# Strobes in 2005 GMC 2500HD



## CSLC (Jan 16, 2008)

I have 4 strobes currently in my truck 2 in front (DTRL) 2 in rear all amber (Taillights Amber). I want to add 4 more because people are still having trouble seeing a big white truck with a big red plow on front of truck. I was thinking about doing my highbeams in the front, clear or amber and clear in my reverse lights. I am getting a set of some kind of reverse lights for truck so I can see better also.<<<< led. What are opinions on strobes and kind of reverse lights?


----------



## durafish (Sep 6, 2011)

I have all clear in high beams and in the reverse light (have a chevy so no amber) so i think that would look good. You may want to look into whelen vertexes or the strobes n more brand ones to save your battery. I also have led reverse lights super bright and only about $15 off amazon.


----------



## CSLC (Jan 16, 2008)

durafish;1485716 said:


> I have all clear in high beams and in the reverse light (have a chevy so no amber) so i think that would look good. You may want to look into whelen vertexes or the strobes n more brand ones to save your battery. I also have led reverse lights super bright and only about $15 off amazon.


I am looking at these strobes http://advancedwarninglights.com/awl-led-hide-away-4-pcs.html

The first set is from strobes n more and they do not seem very bright

What reverse lights did you get?


----------



## durafish (Sep 6, 2011)

I haven't seen or heard good or bad things about that company but i do know that that seems to cheap for quality lights. Some of their other stuff looks like STL lights which have very bad reviews and all made in china http://www.plowsite.com/images/smilies/rolleyes.gif
I would go with with a name brand light, I'm sure someone will chime in with more info

edit: after looking more at that site their stuff looks bright and comes with a 2 year warranty so for less than $200 you can have led HAW for at least 2 years and then buy them again and be only spend a little more then buying a name brand light


----------



## durafish (Sep 6, 2011)

Bump...to see other peoples opinions on theses lights


----------



## CSLC (Jan 16, 2008)

Bump....No other suggestions?


----------



## crazyboy (Feb 3, 2009)

Reverse lights are good, high beams will just drown out the punch of the strobe, and you are still left without side warning. I would toss on a mini led lightbar so yo have full 360 degree warning.


----------



## durafish (Sep 6, 2011)

I have the strobes in the highs and there still pretty bright but yea they do get drown down a bit. Depending on the your budget you could a led bar but when pulling out i wouldnt think people would see much depending on how close they are to it. You could get some Tirs 3 and put on the side of the bumber filler for side coverage. And maby if you have a toolbox or backrack you could mount two right there?


----------



## Richmor52 (Jan 2, 2011)

http://www.strobesnmore.com/Strobes-N-More-E4-Super-LED-1089.html
Two of these in the back window of my 03 Chevy 2500HD with some clear double sided tape work great.


----------



## durafish (Sep 6, 2011)

Richmor52;1487340 said:


> http://www.strobesnmore.com/Strobes-N-More-E4-Super-LED-1089.html
> Two of these in the back window of my 03 Chevy 2500HD with some clear double sided tape work great.
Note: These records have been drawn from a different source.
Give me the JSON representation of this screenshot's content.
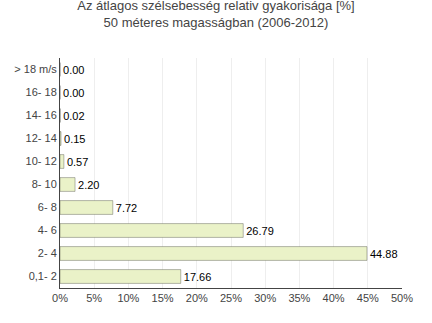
{
  "chart_data": {
    "type": "bar",
    "orientation": "horizontal",
    "title": "Az átlagos szélsebesség relativ gyakorisága [%]\n50 méteres magasságban (2006-2012)",
    "categories": [
      "> 18 m/s",
      "16- 18",
      "14- 16",
      "12- 14",
      "10- 12",
      "8- 10",
      "6- 8",
      "4- 6",
      "2- 4",
      "0,1- 2"
    ],
    "values": [
      0.0,
      0.0,
      0.02,
      0.15,
      0.57,
      2.2,
      7.72,
      26.79,
      44.88,
      17.66
    ],
    "value_labels": [
      "0.00",
      "0.00",
      "0.02",
      "0.15",
      "0.57",
      "2.20",
      "7.72",
      "26.79",
      "44.88",
      "17.66"
    ],
    "data_labels": true,
    "color": "#eaf2c8",
    "xlim": [
      0,
      50
    ],
    "xticks": [
      {
        "value": 0,
        "label": "0%"
      },
      {
        "value": 5,
        "label": "5%"
      },
      {
        "value": 10,
        "label": "10%"
      },
      {
        "value": 15,
        "label": "15%"
      },
      {
        "value": 20,
        "label": "20%"
      },
      {
        "value": 25,
        "label": "25%"
      },
      {
        "value": 30,
        "label": "30%"
      },
      {
        "value": 35,
        "label": "35%"
      },
      {
        "value": 40,
        "label": "40%"
      },
      {
        "value": 45,
        "label": "45%"
      },
      {
        "value": 50,
        "label": "50%"
      }
    ],
    "grid": true
  }
}
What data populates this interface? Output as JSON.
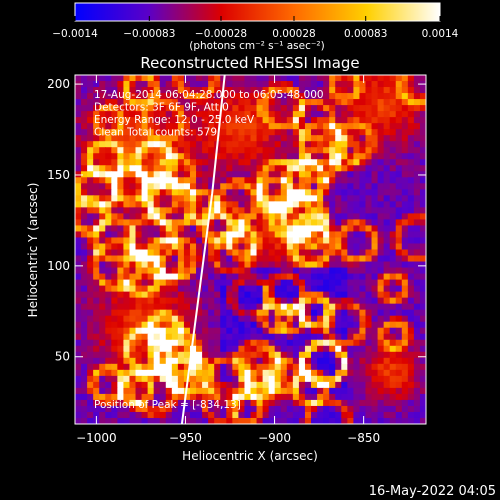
{
  "chart_data": {
    "type": "heatmap",
    "title": "Reconstructed RHESSI Image",
    "xlabel": "Heliocentric X (arcsec)",
    "ylabel": "Heliocentric Y (arcsec)",
    "xlim": [
      -1012,
      -815
    ],
    "ylim": [
      13,
      205
    ],
    "xticks": [
      -1000,
      -950,
      -900,
      -850
    ],
    "yticks": [
      50,
      100,
      150,
      200
    ],
    "xtick_labels": [
      "−1000",
      "−950",
      "−900",
      "−850"
    ],
    "ytick_labels": [
      "50",
      "100",
      "150",
      "200"
    ],
    "colorbar": {
      "range": [
        -0.0014,
        0.0014
      ],
      "ticks": [
        -0.0014,
        -0.00083,
        -0.00028,
        0.00028,
        0.00083,
        0.0014
      ],
      "tick_labels": [
        "−0.0014",
        "−0.00083",
        "−0.00028",
        "0.00028",
        "0.00083",
        "0.0014"
      ],
      "unit_label": "(photons cm⁻² s⁻¹ asec⁻²)",
      "stops": [
        "#0000ff",
        "#5a00c8",
        "#dc0000",
        "#ff6a00",
        "#ffd000",
        "#ffffff"
      ]
    },
    "annotations": [
      "17-Aug-2014 06:04:28.000 to 06:05:48.000",
      "Detectors: 3F 6F 9F, Att 0",
      "Energy Range: 12.0 - 25.0 keV",
      "Clean     Total counts: 579."
    ],
    "peak_label": "Position of Peak = [-834,13]",
    "peak": [
      -834,
      13
    ],
    "limb": [
      [
        -952,
        13
      ],
      [
        -943,
        80
      ],
      [
        -935,
        140
      ],
      [
        -928,
        205
      ]
    ],
    "grid": false
  },
  "footer": {
    "timestamp": "16-May-2022 04:05"
  }
}
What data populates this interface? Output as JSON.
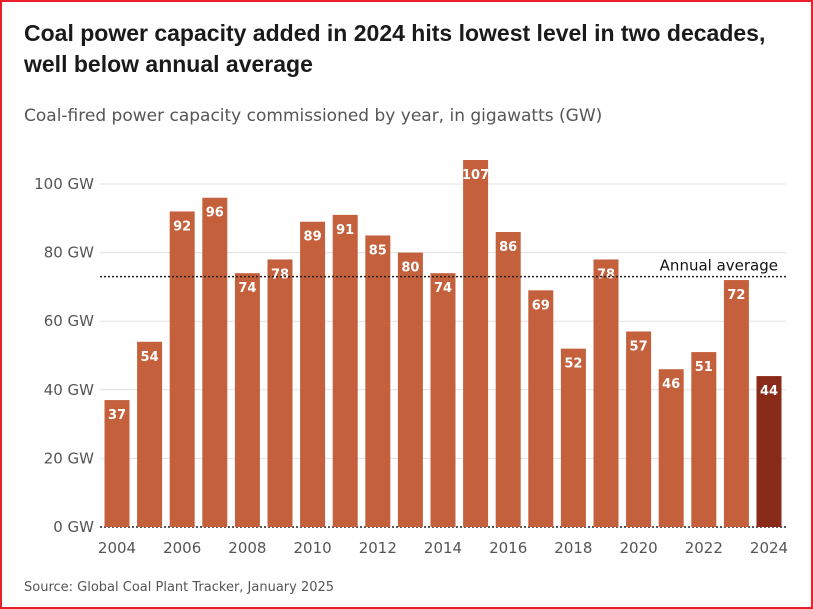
{
  "title": "Coal power capacity added in 2024 hits lowest level in two decades, well below annual average",
  "subtitle": "Coal-fired power capacity commissioned by year, in gigawatts (GW)",
  "source": "Source: Global Coal Plant Tracker, January 2025",
  "chart_data": {
    "type": "bar",
    "categories": [
      "2004",
      "2005",
      "2006",
      "2007",
      "2008",
      "2009",
      "2010",
      "2011",
      "2012",
      "2013",
      "2014",
      "2015",
      "2016",
      "2017",
      "2018",
      "2019",
      "2020",
      "2021",
      "2022",
      "2023",
      "2024"
    ],
    "values": [
      37,
      54,
      92,
      96,
      74,
      78,
      89,
      91,
      85,
      80,
      74,
      107,
      86,
      69,
      52,
      78,
      57,
      46,
      51,
      72,
      44
    ],
    "unit": "GW",
    "ylim": [
      0,
      107
    ],
    "yticks": [
      0,
      20,
      40,
      60,
      80,
      100
    ],
    "ytick_labels": [
      "0 GW",
      "20 GW",
      "40 GW",
      "60 GW",
      "80 GW",
      "100 GW"
    ],
    "xtick_labels": [
      "2004",
      "2006",
      "2008",
      "2010",
      "2012",
      "2014",
      "2016",
      "2018",
      "2020",
      "2022",
      "2024"
    ],
    "annual_average": 73,
    "annotation": "Annual average",
    "grid": true,
    "colors": {
      "bar": "#c4603c",
      "highlight": "#8a2a18",
      "grid": "#e0e0e0"
    }
  }
}
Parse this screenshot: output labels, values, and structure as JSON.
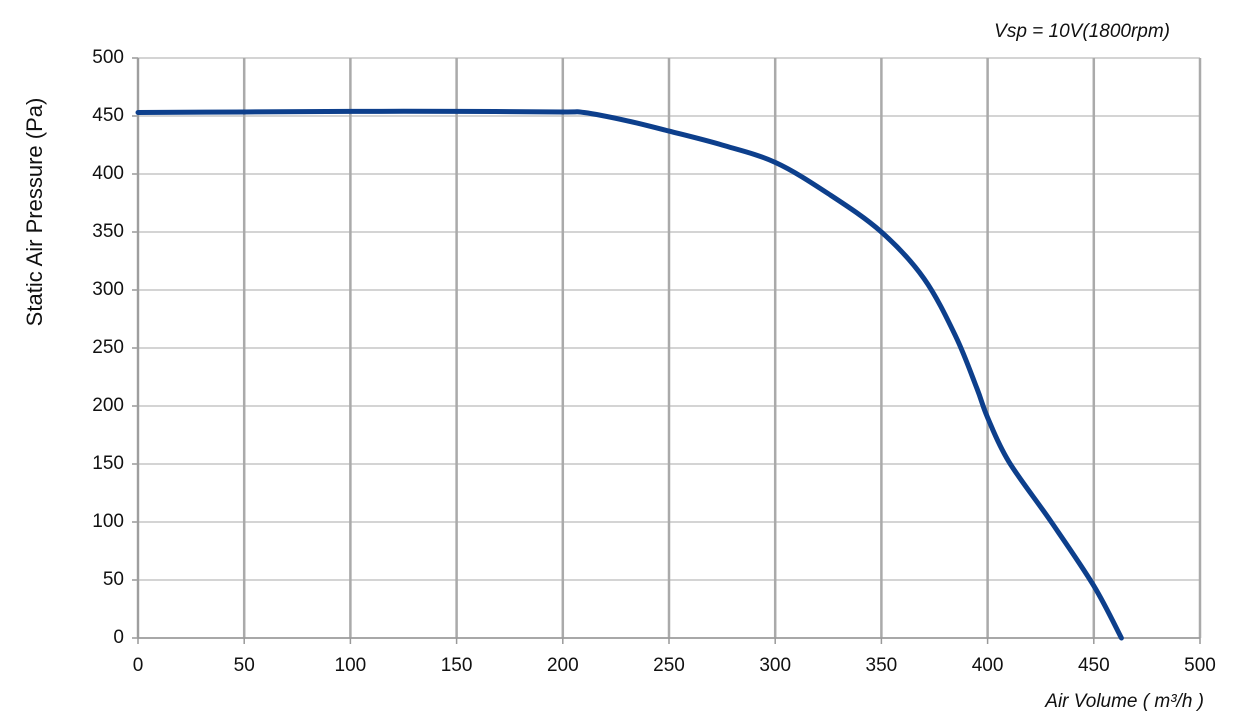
{
  "chart_data": {
    "type": "line",
    "title": "Vsp = 10V(1800rpm)",
    "x_label": "Air Volume ( m³/h )",
    "y_label": "Static Air Pressure  (Pa)",
    "series": [
      {
        "color": "#0d3f8c",
        "x": [
          0,
          50,
          100,
          150,
          200,
          210,
          230,
          250,
          275,
          300,
          325,
          350,
          370,
          385,
          395,
          400,
          410,
          430,
          450,
          463
        ],
        "values": [
          453,
          453.5,
          454,
          454,
          453.5,
          453,
          446,
          437,
          425,
          410,
          383,
          350,
          310,
          260,
          215,
          190,
          152,
          100,
          45,
          0
        ]
      }
    ],
    "xlim": [
      0,
      500
    ],
    "xticks": [
      0,
      50,
      100,
      150,
      200,
      250,
      300,
      350,
      400,
      450,
      500
    ],
    "ylim": [
      0,
      500
    ],
    "yticks": [
      0,
      50,
      100,
      150,
      200,
      250,
      300,
      350,
      400,
      450,
      500
    ],
    "grid": true
  }
}
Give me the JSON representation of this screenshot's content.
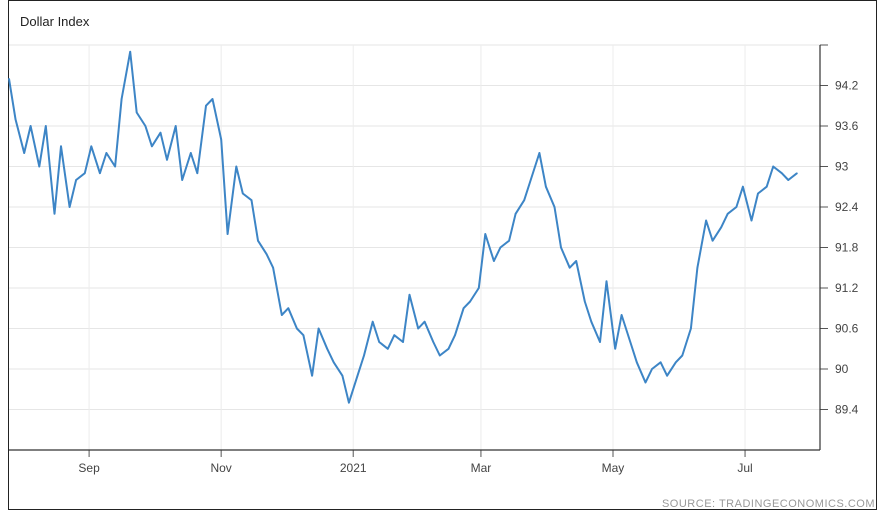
{
  "chart_data": {
    "type": "line",
    "title": "Dollar Index",
    "xlabel": "",
    "ylabel": "",
    "x_tick_labels": [
      "Sep",
      "Nov",
      "2021",
      "Mar",
      "May",
      "Jul"
    ],
    "y_tick_labels": [
      "94.2",
      "93.6",
      "93",
      "92.4",
      "91.8",
      "91.2",
      "90.6",
      "90",
      "89.4"
    ],
    "ylim": [
      88.8,
      94.8
    ],
    "grid": true,
    "axis_position": "right",
    "line_color": "#3d85c6",
    "series": [
      {
        "x": [
          "2020-07-26",
          "2020-07-29",
          "2020-08-02",
          "2020-08-05",
          "2020-08-09",
          "2020-08-12",
          "2020-08-16",
          "2020-08-19",
          "2020-08-23",
          "2020-08-26",
          "2020-08-30",
          "2020-09-02",
          "2020-09-06",
          "2020-09-09",
          "2020-09-13",
          "2020-09-16",
          "2020-09-20",
          "2020-09-23",
          "2020-09-27",
          "2020-09-30",
          "2020-10-04",
          "2020-10-07",
          "2020-10-11",
          "2020-10-14",
          "2020-10-18",
          "2020-10-21",
          "2020-10-25",
          "2020-10-28",
          "2020-11-01",
          "2020-11-04",
          "2020-11-08",
          "2020-11-11",
          "2020-11-15",
          "2020-11-18",
          "2020-11-22",
          "2020-11-25",
          "2020-11-29",
          "2020-12-02",
          "2020-12-06",
          "2020-12-09",
          "2020-12-13",
          "2020-12-16",
          "2020-12-20",
          "2020-12-23",
          "2020-12-27",
          "2020-12-30",
          "2021-01-03",
          "2021-01-06",
          "2021-01-10",
          "2021-01-13",
          "2021-01-17",
          "2021-01-20",
          "2021-01-24",
          "2021-01-27",
          "2021-01-31",
          "2021-02-03",
          "2021-02-07",
          "2021-02-10",
          "2021-02-14",
          "2021-02-17",
          "2021-02-21",
          "2021-02-24",
          "2021-02-28",
          "2021-03-03",
          "2021-03-07",
          "2021-03-10",
          "2021-03-14",
          "2021-03-17",
          "2021-03-21",
          "2021-03-24",
          "2021-03-28",
          "2021-03-31",
          "2021-04-04",
          "2021-04-07",
          "2021-04-11",
          "2021-04-14",
          "2021-04-18",
          "2021-04-21",
          "2021-04-25",
          "2021-04-28",
          "2021-05-02",
          "2021-05-05",
          "2021-05-09",
          "2021-05-12",
          "2021-05-16",
          "2021-05-19",
          "2021-05-23",
          "2021-05-26",
          "2021-05-30",
          "2021-06-02",
          "2021-06-06",
          "2021-06-09",
          "2021-06-13",
          "2021-06-16",
          "2021-06-20",
          "2021-06-23",
          "2021-06-27",
          "2021-06-30",
          "2021-07-04",
          "2021-07-07",
          "2021-07-11",
          "2021-07-14",
          "2021-07-18",
          "2021-07-21",
          "2021-07-25"
        ],
        "values": [
          94.3,
          93.7,
          93.2,
          93.6,
          93.0,
          93.6,
          92.3,
          93.3,
          92.4,
          92.8,
          92.9,
          93.3,
          92.9,
          93.2,
          93.0,
          94.0,
          94.7,
          93.8,
          93.6,
          93.3,
          93.5,
          93.1,
          93.6,
          92.8,
          93.2,
          92.9,
          93.9,
          94.0,
          93.4,
          92.0,
          93.0,
          92.6,
          92.5,
          91.9,
          91.7,
          91.5,
          90.8,
          90.9,
          90.6,
          90.5,
          89.9,
          90.6,
          90.3,
          90.1,
          89.9,
          89.5,
          89.9,
          90.2,
          90.7,
          90.4,
          90.3,
          90.5,
          90.4,
          91.1,
          90.6,
          90.7,
          90.4,
          90.2,
          90.3,
          90.5,
          90.9,
          91.0,
          91.2,
          92.0,
          91.6,
          91.8,
          91.9,
          92.3,
          92.5,
          92.8,
          93.2,
          92.7,
          92.4,
          91.8,
          91.5,
          91.6,
          91.0,
          90.7,
          90.4,
          91.3,
          90.3,
          90.8,
          90.4,
          90.1,
          89.8,
          90.0,
          90.1,
          89.9,
          90.1,
          90.2,
          90.6,
          91.5,
          92.2,
          91.9,
          92.1,
          92.3,
          92.4,
          92.7,
          92.2,
          92.6,
          92.7,
          93.0,
          92.9,
          92.8,
          92.9
        ]
      }
    ]
  },
  "source_text": "SOURCE: TRADINGECONOMICS.COM"
}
Have any pictures of the lights in back window?


----------



## Richmor52 (Jan 2, 2011)

Also have Strobes N' More http://www.strobesnmore.com/Strobes-N-More-E-Series-Hide-a-Way-LED-Kit.html in the reverse lights. Not as bright but not bad. Also in the top section of the tail light have the 60 Watt strobes from SNM. Really like the Amber/Clear combo, both are synced.


----------



## orinicklawncare (Nov 10, 2011)

I have the same truck and I put the clear hideaway inmy headlights and reverse lights and visor amber and white leds. but i also added led hideaways in my cargo light aswell in my front turn lights and driving lights that flash opposite of each other.


----------



## DrakeSabitch (Jan 20, 2010)

For the reverse work lights, go with sound off signal or DDM tuning LED work lights....As for the strobes, how many watts is your power supply? If your not using at least a 90W or 120W power supply, your HAW strobes are really not as effective as they could be. In my opinion, the amber doesnt really pack as much of a punch as clear. I would swap the ambers for clear, and get the strobe bulb out of your tail lights and put them in the reverse lights. The light will shine better through the clear reverse lens rather than the red. As the others said, try a mini LED light bar up top or a couple LEDs (E3 or E4) on the side of your front bumber, tool box, etc.


----------



## John143 (Nov 2, 2011)

Cold Spring Landscapes & Construction;1485717 said:


> I am looking at these strobes http://advancedwarninglights.com/awl-led-hide-away-4-pcs.html
> 
> The first set is from strobes n more and they do not seem very bright
> 
> What reverse lights did you get?


How did you make out with these? Im looking for a 4 pack of LED's as-well seen the above site and about 100 bucks cheaper the strobes and more. Would like to know if you got them and how they look?


----------



## durafish (Sep 6, 2011)

yea i also wondering the same.


----------